On Feb. 9, the Wellfleet Select Board signed an agreement to give the club $6.7 million to elevate five low-lying tees, fairways, greens, roughs, and sand traps that would otherwise be flooded as the 570-acre first phase of the restoration project moves forward. The funds will also cover adjustments to upland holes 2 through 5, so that they coordinate with the newly elevated parts of the course.
The $6.7 million agreed to on Feb. 9 is 34 percent more than the $5 million “nonbinding placeholder figure” that had been offered to the club for years, said Carole Ridley, the restoration project’s coordinator.
Though the agreement is with the town as the legal entity, the restoration of the Herring River estuary is a multi-partner project involving several state and federal agencies, and all costs will be covered by federal, state, and private grants, said Ridley.
“It’s a big step,” said Anthony Papantonis of Wellfleet and Medfield, who is on the club’s board of governors and its Herring River committee.
It’s a step that almost didn’t happen. After many years of tense discussions, club members received a draft proposal from the Herring River technical team that they “were not happy with,” according to minutes from a Jan. 5 Wellfleet Select Board executive (that is, secret) session. The project staff and lawyers for the club had gone back and forth but could not come to an agreement.
On Jan. 5, Ridley told the select board the project would need to move forward to secure funding with or without a deal with the club. The restoration team hopes construction will begin in 2022, after 20 years of planning and negotiations.
According to the minutes of the January meeting, Helen Miranda Wilson told fellow select board members that the Herring River technical team had “bent over backwards for many years to look at all the details in good faith to make this happen with the club.” Wilson added that the club “is trying to pull the rug out at the last minute.”
The select board voted to give the country club until Jan. 29 to reach an agreement with the Herring River team, or else the town would move forward without one.
For the Chequessett club, which was incorporated in 1978 and has 200 members, no agreement would mean five of the nine holes that currently flood after rains would be permanently flooded when water levels rise in the restored Herring River — and none of the $60 million in state, federal, and grant funding for the project would go to fix it.
Ridley said the core understanding that has been in place remains the same, but the amount in the final agreement matches construction dollars for 2022.
Of the total, $5.7 million will go to construction costs, while $975,000 will be compensation for the loss of business.

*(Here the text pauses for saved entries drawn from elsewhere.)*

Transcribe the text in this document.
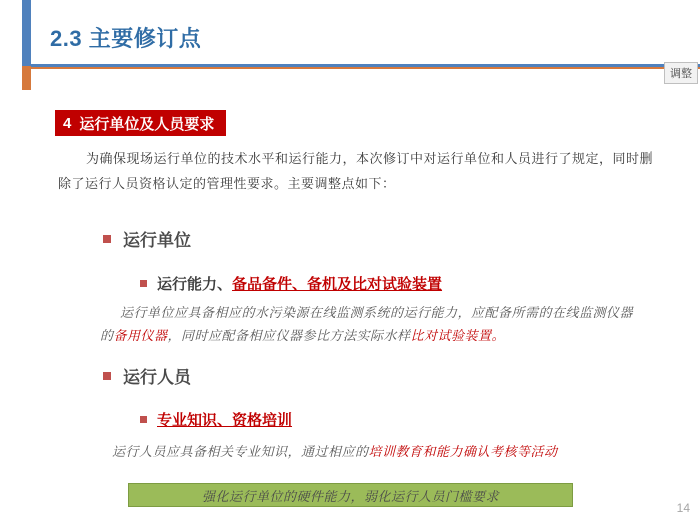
2.3 主要修订点
调整
4 运行单位及人员要求
为确保现场运行单位的技术水平和运行能力，本次修订中对运行单位和人员进行了规定，同时删除了运行人员资格认定的管理性要求。主要调整点如下：
运行单位
运行能力、 备品备件、备机及比对试验装置
运行单位应具备相应的水污染源在线监测系统的运行能力，应配备所需的在线监测仪器
的备用仪器，同时应配备相应仪器参比方法实际水样比对试验装置。
运行人员
专业知识、资格培训
运行人员应具备相关专业知识，通过相应的培训教育和能力确认考核等活动
强化运行单位的硬件能力，弱化运行人员门槛要求
14
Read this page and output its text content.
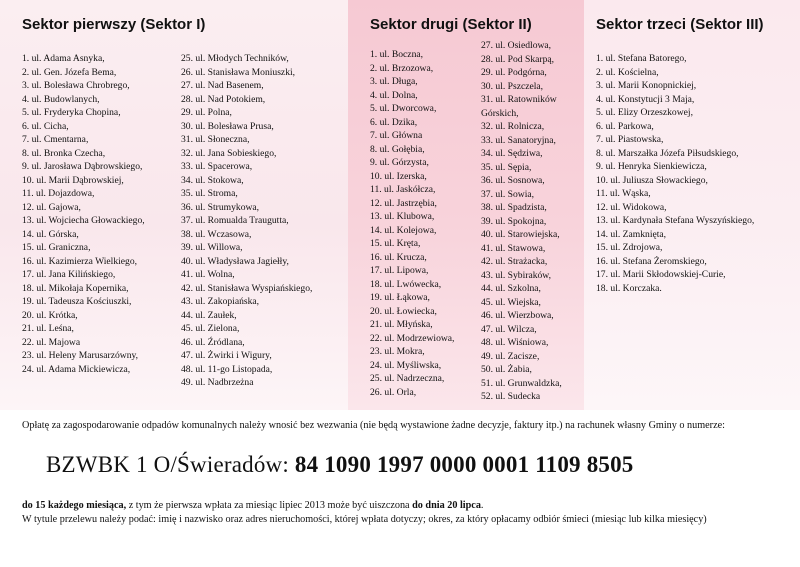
Sektor pierwszy (Sektor I)
1. ul. Adama Asnyka,
2. ul. Gen. Józefa Bema,
3. ul. Bolesława Chrobrego,
4. ul. Budowlanych,
5. ul. Fryderyka Chopina,
6. ul. Cicha,
7. ul. Cmentarna,
8. ul. Bronka Czecha,
9. ul. Jarosława Dąbrowskiego,
10. ul. Marii Dąbrowskiej,
11. ul. Dojazdowa,
12. ul. Gajowa,
13. ul. Wojciecha Głowackiego,
14. ul. Górska,
15. ul. Graniczna,
16. ul. Kazimierza Wielkiego,
17. ul. Jana Kilińskiego,
18. ul. Mikołaja Kopernika,
19. ul. Tadeusza Kościuszki,
20. ul. Krótka,
21. ul. Leśna,
22. ul. Majowa
23. ul. Heleny Marusarzówny,
24. ul. Adama Mickiewicza,
25. ul. Młodych Techników,
26. ul. Stanisława Moniuszki,
27. ul. Nad Basenem,
28. ul. Nad Potokiem,
29. ul. Polna,
30. ul. Bolesława Prusa,
31. ul. Słoneczna,
32. ul. Jana Sobieskiego,
33. ul. Spacerowa,
34. ul. Stokowa,
35. ul. Stroma,
36. ul. Strumykowa,
37. ul. Romualda Traugutta,
38. ul. Wczasowa,
39. ul. Willowa,
40. ul. Władysława Jagiełły,
41. ul. Wolna,
42. ul. Stanisława Wyspiańskiego,
43. ul. Zakopiańska,
44. ul. Zaułek,
45. ul. Zielona,
46. ul. Źródlana,
47. ul. Żwirki i Wigury,
48. ul. 11-go Listopada,
49. ul. Nadbrzeżna
Sektor drugi (Sektor II)
1. ul. Boczna,
2. ul. Brzozowa,
3. ul. Długa,
4. ul. Dolna,
5. ul. Dworcowa,
6. ul. Dzika,
7. ul. Główna
8. ul. Gołębia,
9. ul. Górzysta,
10. ul. Izerska,
11. ul. Jaskółcza,
12. ul. Jastrzębia,
13. ul. Klubowa,
14. ul. Kolejowa,
15. ul. Kręta,
16. ul. Krucza,
17. ul. Lipowa,
18. ul. Lwówecka,
19. ul. Łąkowa,
20. ul. Łowiecka,
21. ul. Młyńska,
22. ul. Modrzewiowa,
23. ul. Mokra,
24. ul. Myśliwska,
25. ul. Nadrzeczna,
26. ul. Orla,
27. ul. Osiedlowa,
28. ul. Pod Skarpą,
29. ul. Podgórna,
30. ul. Pszczela,
31. ul. Ratowników Górskich,
32. ul. Rolnicza,
33. ul. Sanatoryjna,
34. ul. Sędziwa,
35. ul. Sępia,
36. ul. Sosnowa,
37. ul. Sowia,
38. ul. Spadzista,
39. ul. Spokojna,
40. ul. Starowiejska,
41. ul. Stawowa,
42. ul. Strażacka,
43. ul. Sybiraków,
44. ul. Szkolna,
45. ul. Wiejska,
46. ul. Wierzbowa,
47. ul. Wilcza,
48. ul. Wiśniowa,
49. ul. Zacisze,
50. ul. Żabia,
51. ul. Grunwaldzka,
52. ul. Sudecka
Sektor trzeci (Sektor III)
1. ul. Stefana Batorego,
2. ul. Kościelna,
3. ul. Marii Konopnickiej,
4. ul. Konstytucji 3 Maja,
5. ul. Elizy Orzeszkowej,
6. ul. Parkowa,
7. ul. Piastowska,
8. ul. Marszałka Józefa Piłsudskiego,
9. ul. Henryka Sienkiewicza,
10. ul. Juliusza Słowackiego,
11. ul. Wąska,
12. ul. Widokowa,
13. ul. Kardynała Stefana Wyszyńskiego,
14. ul. Zamknięta,
15. ul. Zdrojowa,
16. ul. Stefana Żeromskiego,
17. ul. Marii Skłodowskiej-Curie,
18. ul. Korczaka.
Opłatę za zagospodarowanie odpadów komunalnych należy wnosić bez wezwania (nie będą wystawione żadne decyzje, faktury itp.) na rachunek własny Gminy o numerze:
BZWBK 1 O/Świeradów: 84 1090 1997 0000 0001 1109 8505
do 15 każdego miesiąca, z tym że pierwsza wpłata za miesiąc lipiec 2013 może być uiszczona do dnia 20 lipca.
W tytule przelewu należy podać: imię i nazwisko oraz adres nieruchomości, której wpłata dotyczy; okres, za który opłacamy odbiór śmieci (miesiąc lub kilka miesięcy)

It’s assumed that construction will shut down the golf course for two years beginning in 2022, Papantonis said. Should construction begin later and go on longer, that amount will be adjusted, he added.
About $1.6 million in construction costs will be considered the club’s contribution, in the form of dirt or fill excavated from the golf club property. An estimated 180,000 cubic yards of fill are needed to raise the five holes, and another 70,000 cubic yards will elevate low-lying roads affected by the restoration.
Asked what had changed between January and February, Ridley said, “It’s a detailed agreement. What’s important is that there is an agreement that’s mutually beneficial.”
“It was like any negotiation,” Papantonis said. “We were able to come to certain resolutions, and we mutually decided to sign the agreement.”
Papantonis told the Independent that most of the members of the golf club are in favor of the Herring River restoration for environmental reasons. But, he added, “there are members, myself included, that are concerned about long- and short-term impacts to the club.”
Mike Snell, a Truro resident and active club member, said many of the members, like him, are elderly. “They are worried that if the club is closed for two years, membership will drop away,” Snell said.
For the Herring River Restoration Project, this is another milestone on a long journey. “The light at the end of the tunnel is getting brighter,” Ridley said.
Applications for state permits have gone out, and a final one to the U.S. Army Corps of Engineers will be sent in a week, Ridley said. The Wellfleet Conservation Commission will be the last permitting agency. After that, federal and state funding must be secured.
“The objective is to get all the funding and have it available,” Ridley said, adding that if funding cannot be found at once, the various partners in the project, including the town and the Cape Cod National Seashore, will have to discuss options.